Tomorrow my former brother-in-law is finally scattering my sister’s ashes off the coast of Pacifica, where we grew up – after 6 years. I won’t be attending.
It was mid-January, when we drove down to pick up all of my sister’s stuff – he has met someone and felt it was time to get his life back. I don’t fault him on that, after all, it had almost been 6 years. He mentioned he was ready to scatter her ashes on her 6 yr death date and I agreed it was time. I said I would like to be there. That was it. He doesn’t communicate well. For months he didn’t let me know any of the plans. He has been known to be a bit of a flake. Then last week, he texted me and told me the slip number of the boat, at which harbor, and the time. I texted him back immediately and told him I was not going to be there, due to some long-awaited doctor’s appointments that I do not want to delay any longer. I am waiting to be scheduled for cataract surgery any day now. Plus I figure, that I already said my goodbyes to her, 6 years ago at a memorial service. It’s not ideal but it is what it is. I can’t risk putting this off any longer, due to the possibility of covid shutting elective surgeries down like last year.

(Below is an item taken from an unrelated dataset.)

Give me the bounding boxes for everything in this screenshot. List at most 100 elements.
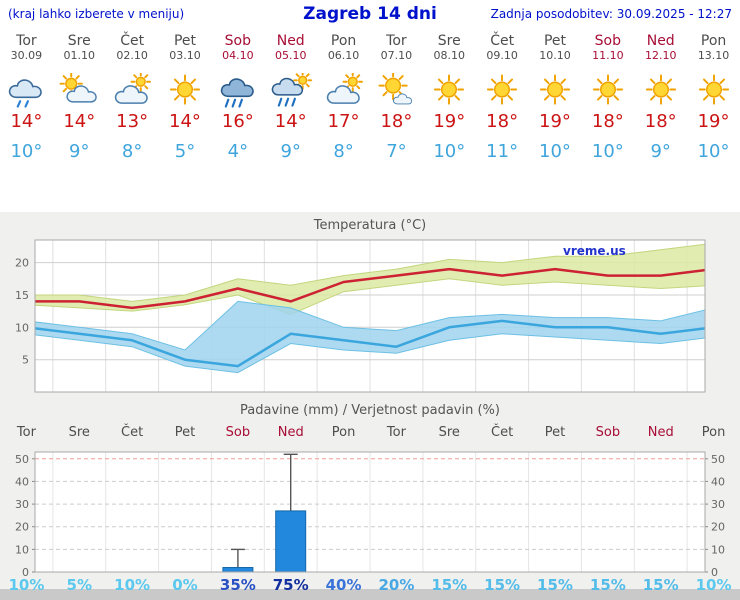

The message was “delivered” but it also states he hasn’t read the text yet. Normally I would physically phone the person back to just touch base. I asked my husband and my sons and they said that I texted him and that was that. It’s his reasonability to read it. I guess that is more of a “guy thing.” It just seems rude to me that I haven’t talked to him in person. Then again, he hasn’t called me. I am not savvy about text message etiquette.
What am I afraid of?
That perhaps this will hurt him – I would never intentionally hurt someone.
That it will make him mad and confrontational – I don’t want to have to defend my reasons for not attending.
That he will think I do not care for my sister – My sister is gone. We were not particularly close during our later adult years. I miss my baby sister. The grown-up sister, not so much.